Now, imagine if IBM made the same careless controls available to its users of OS/400. Imagine a macro language for OS/400 that allowed uncontrolled access with embedded agents inside a simple memorandum typed by a disgruntled employee. How would your company officials react to such a scenario? No doubt your selection of the AS/400 would be scrutinized critically. No doubt your company’s complaints would be heard all the way up to the corridors of IBM, and an emergency PTF would be sent to your organization to remedy the situation.
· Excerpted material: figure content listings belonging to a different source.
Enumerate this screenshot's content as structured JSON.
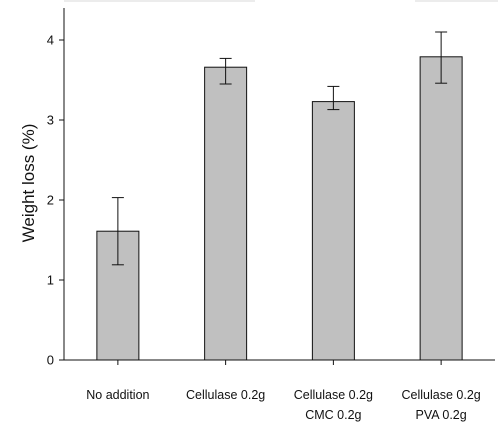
{
  "chart_data": {
    "type": "bar",
    "title": "",
    "xlabel": "",
    "ylabel": "Weight loss (%)",
    "ylim": [
      0,
      4.4
    ],
    "yticks": [
      "0",
      "1",
      "2",
      "3",
      "4"
    ],
    "grid": false,
    "legend": "none",
    "categories": [
      [
        "No addition"
      ],
      [
        "Cellulase 0.2g"
      ],
      [
        "Cellulase 0.2g",
        "CMC 0.2g"
      ],
      [
        "Cellulase 0.2g",
        "PVA 0.2g"
      ]
    ],
    "values": [
      1.61,
      3.66,
      3.23,
      3.79
    ],
    "errors": [
      0.42,
      0.11,
      0.1,
      0.31
    ],
    "errors_upper": [
      0.42,
      0.11,
      0.19,
      0.31
    ],
    "errors_lower": [
      0.42,
      0.21,
      0.1,
      0.33
    ],
    "colors": {
      "bar_fill": "#c0c0c0",
      "bar_stroke": "#111111",
      "axis": "#111111"
    }
  }
}
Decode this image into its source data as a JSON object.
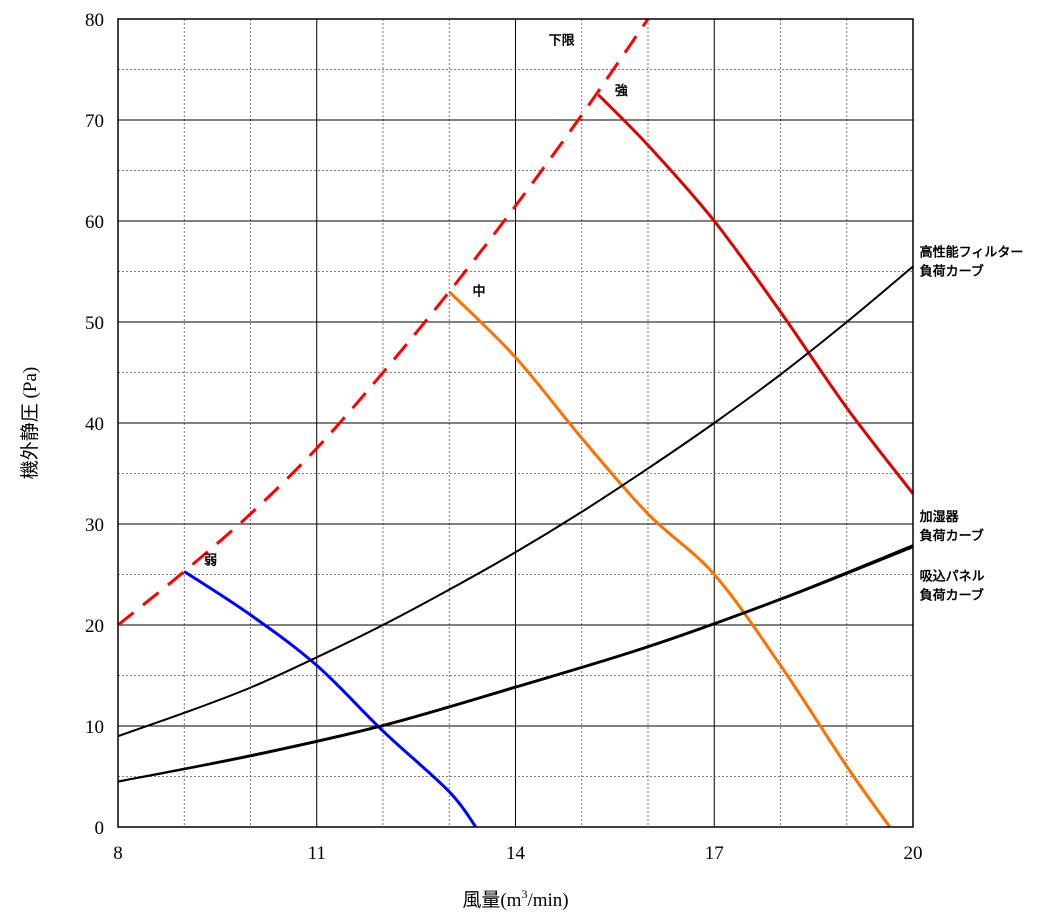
{
  "chart_data": {
    "type": "line",
    "title": "",
    "xlabel": "風量(m3/min)",
    "xlabel_parts": {
      "main": "風量(m",
      "sup": "3",
      "tail": "/min)"
    },
    "ylabel": "機外静圧 (Pa)",
    "xlim": [
      8,
      20
    ],
    "ylim": [
      0,
      80
    ],
    "x_ticks": [
      8,
      11,
      14,
      17,
      20
    ],
    "y_ticks": [
      0,
      10,
      20,
      30,
      40,
      50,
      60,
      70,
      80
    ],
    "x_minor_step": 1,
    "y_minor_step": 5,
    "grid": true,
    "legend": "none",
    "series": [
      {
        "name": "下限",
        "color": "#ff0000",
        "style": "dashed",
        "x": [
          8,
          9,
          10,
          11,
          12,
          13,
          14,
          15,
          16
        ],
        "y": [
          20,
          25.3,
          31,
          37.5,
          45,
          53,
          61.5,
          70.5,
          80
        ]
      },
      {
        "name": "強",
        "color": "#e00000",
        "style": "solid",
        "x": [
          15.25,
          16,
          17,
          18,
          19,
          20
        ],
        "y": [
          72.5,
          67.5,
          60,
          51,
          41.5,
          33
        ]
      },
      {
        "name": "中",
        "color": "#ff7000",
        "style": "solid",
        "x": [
          13,
          14,
          15,
          16,
          17,
          18,
          19,
          19.65
        ],
        "y": [
          53,
          46.5,
          38.5,
          31,
          25,
          16,
          6,
          0
        ]
      },
      {
        "name": "弱",
        "color": "#0000ff",
        "style": "solid",
        "x": [
          9,
          10,
          11,
          12,
          13,
          13.4
        ],
        "y": [
          25.3,
          21,
          16,
          9.5,
          3.5,
          0
        ]
      },
      {
        "name": "高性能フィルター負荷カーブ",
        "color": "#000000",
        "style": "solid",
        "x": [
          8,
          9,
          10,
          11,
          12,
          13,
          14,
          15,
          16,
          17,
          18,
          19,
          20
        ],
        "y": [
          9,
          11.3,
          13.8,
          16.8,
          20,
          23.5,
          27.2,
          31.2,
          35.5,
          40,
          44.8,
          50,
          55.5
        ]
      },
      {
        "name": "加湿器負荷カーブ",
        "color": "#000000",
        "style": "solid",
        "x": [
          8,
          10,
          12,
          14,
          16,
          18,
          20
        ],
        "y": [
          4.5,
          7,
          10,
          13.8,
          17.8,
          22.5,
          27.7
        ]
      },
      {
        "name": "吸込パネル負荷カーブ",
        "color": "#000000",
        "style": "solid",
        "x": [
          8,
          10,
          12,
          14,
          16,
          18,
          20
        ],
        "y": [
          4.5,
          7.1,
          10.1,
          13.9,
          17.9,
          22.6,
          27.9
        ]
      }
    ],
    "annotations": [
      {
        "id": "lower",
        "lines": [
          "下限"
        ],
        "x": 14.5,
        "y": 77.5
      },
      {
        "id": "strong",
        "lines": [
          "強"
        ],
        "x": 15.5,
        "y": 72.5
      },
      {
        "id": "mid",
        "lines": [
          "中"
        ],
        "x": 13.35,
        "y": 52.6
      },
      {
        "id": "weak",
        "lines": [
          "弱"
        ],
        "x": 9.3,
        "y": 26
      },
      {
        "id": "hepa",
        "lines": [
          "高性能フィルター",
          "負荷カーブ"
        ],
        "x": 20.1,
        "y": 56.5
      },
      {
        "id": "humid",
        "lines": [
          "加湿器",
          "負荷カーブ"
        ],
        "x": 20.1,
        "y": 30.3
      },
      {
        "id": "panel",
        "lines": [
          "吸込パネル",
          "負荷カーブ"
        ],
        "x": 20.1,
        "y": 24.4
      }
    ]
  }
}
By comparison, Microsoft’s response to the current Melissa disaster is quite lame. According to Microsoft, “The macro functionality of Microsoft Office applications provides a programming environment that allows customers and developers to extend the functionality of Office. However, malicious hackers have recently taken advantage of this macro functionality to create these harmful viruses.” It blames “malicious hackers” and then posts a tepid warning on its Web site, telling the world that it is “proactively trying to prevent the spread of Melissa” by working with other manufacturers of antivirus software.

How sad that the acceptable threshold for PC-related security is considerably lower than our threshold for AS/400 security. How unfortunate that we’ve mistaken “ease of abuse” for “ease of use.” Isn’t it about time that we demanded the same level of secure service from our PC products that our management requires of our critical IS systems? Isn’t it time that software companies, which provide us with critical business services, be held to the same levels of accountability, usability, and safety that are mandated for other manufacturers of goods and services?
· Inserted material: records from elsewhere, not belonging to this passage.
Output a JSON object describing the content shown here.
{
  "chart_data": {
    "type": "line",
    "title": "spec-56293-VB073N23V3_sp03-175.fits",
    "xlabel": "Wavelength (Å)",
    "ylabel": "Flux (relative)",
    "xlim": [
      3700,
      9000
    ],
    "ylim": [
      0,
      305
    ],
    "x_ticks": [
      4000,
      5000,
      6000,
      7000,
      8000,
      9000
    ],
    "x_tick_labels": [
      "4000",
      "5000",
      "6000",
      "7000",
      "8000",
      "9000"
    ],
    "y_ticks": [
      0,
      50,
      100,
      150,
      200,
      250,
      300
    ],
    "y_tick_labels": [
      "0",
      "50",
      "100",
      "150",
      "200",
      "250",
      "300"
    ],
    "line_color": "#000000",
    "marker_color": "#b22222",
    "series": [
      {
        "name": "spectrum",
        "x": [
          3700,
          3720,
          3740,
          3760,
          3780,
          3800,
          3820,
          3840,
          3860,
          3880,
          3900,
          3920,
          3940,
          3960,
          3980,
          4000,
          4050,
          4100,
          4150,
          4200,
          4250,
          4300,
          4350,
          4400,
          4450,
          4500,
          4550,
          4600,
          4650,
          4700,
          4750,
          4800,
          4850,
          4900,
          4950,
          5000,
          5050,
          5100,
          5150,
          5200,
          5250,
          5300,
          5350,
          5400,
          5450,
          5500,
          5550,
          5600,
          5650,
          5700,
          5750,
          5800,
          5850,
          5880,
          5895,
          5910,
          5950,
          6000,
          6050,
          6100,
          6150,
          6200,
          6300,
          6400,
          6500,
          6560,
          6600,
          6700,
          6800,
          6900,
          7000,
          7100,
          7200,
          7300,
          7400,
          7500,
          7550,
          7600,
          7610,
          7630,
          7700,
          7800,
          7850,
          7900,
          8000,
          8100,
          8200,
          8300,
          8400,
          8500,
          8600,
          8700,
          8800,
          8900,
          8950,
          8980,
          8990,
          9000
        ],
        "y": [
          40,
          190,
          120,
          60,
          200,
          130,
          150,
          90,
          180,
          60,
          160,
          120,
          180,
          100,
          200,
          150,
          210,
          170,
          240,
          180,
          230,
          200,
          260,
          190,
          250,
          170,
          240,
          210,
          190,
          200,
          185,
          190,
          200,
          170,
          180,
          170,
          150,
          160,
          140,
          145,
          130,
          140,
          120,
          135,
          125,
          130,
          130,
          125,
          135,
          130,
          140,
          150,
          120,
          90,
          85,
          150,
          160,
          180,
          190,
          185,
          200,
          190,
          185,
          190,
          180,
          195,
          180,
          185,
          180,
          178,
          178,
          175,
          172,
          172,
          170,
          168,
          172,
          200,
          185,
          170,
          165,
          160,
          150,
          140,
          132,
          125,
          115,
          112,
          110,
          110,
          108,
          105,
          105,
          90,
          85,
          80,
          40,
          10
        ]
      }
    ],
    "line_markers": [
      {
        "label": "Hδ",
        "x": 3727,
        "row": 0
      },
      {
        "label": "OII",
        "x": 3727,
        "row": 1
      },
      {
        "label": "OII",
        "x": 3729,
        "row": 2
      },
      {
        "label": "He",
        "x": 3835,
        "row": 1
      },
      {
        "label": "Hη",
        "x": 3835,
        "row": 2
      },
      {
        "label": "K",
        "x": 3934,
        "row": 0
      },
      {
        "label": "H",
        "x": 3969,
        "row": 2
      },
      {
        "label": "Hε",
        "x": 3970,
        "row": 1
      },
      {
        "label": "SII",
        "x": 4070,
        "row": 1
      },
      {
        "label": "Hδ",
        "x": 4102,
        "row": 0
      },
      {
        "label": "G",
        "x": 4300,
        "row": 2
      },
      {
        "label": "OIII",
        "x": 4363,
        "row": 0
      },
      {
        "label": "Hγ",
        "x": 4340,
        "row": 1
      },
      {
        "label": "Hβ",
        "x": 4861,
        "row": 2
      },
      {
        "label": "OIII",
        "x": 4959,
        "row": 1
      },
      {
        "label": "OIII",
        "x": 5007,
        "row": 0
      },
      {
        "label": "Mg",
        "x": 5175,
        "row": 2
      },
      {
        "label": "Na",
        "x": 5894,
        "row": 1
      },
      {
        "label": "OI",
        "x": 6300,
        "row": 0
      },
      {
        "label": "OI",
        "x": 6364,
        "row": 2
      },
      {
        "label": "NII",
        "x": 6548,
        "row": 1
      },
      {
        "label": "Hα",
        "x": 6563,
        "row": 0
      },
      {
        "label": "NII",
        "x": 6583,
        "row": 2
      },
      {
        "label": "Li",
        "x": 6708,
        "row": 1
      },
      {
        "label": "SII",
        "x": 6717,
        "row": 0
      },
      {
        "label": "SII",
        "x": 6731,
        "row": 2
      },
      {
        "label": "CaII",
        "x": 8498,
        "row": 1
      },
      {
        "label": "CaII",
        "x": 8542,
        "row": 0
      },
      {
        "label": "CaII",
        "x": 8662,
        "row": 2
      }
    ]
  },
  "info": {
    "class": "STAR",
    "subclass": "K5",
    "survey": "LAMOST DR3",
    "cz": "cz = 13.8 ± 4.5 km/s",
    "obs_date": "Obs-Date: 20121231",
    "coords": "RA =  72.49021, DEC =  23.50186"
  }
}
No corporation wants to be reminded of its fallibility. How embarrassing to let one’s customers be brought to their knees by some anonymous malcontent using a word processor and a free email client. Yet that’s exactly what has happened. Worse still, by merely blaming the creator of the virus, Microsoft has ignored the genesis of the problem. And by failing to take real action to enable security with its products, it has shown its own immaturity to the corporations with which it does business.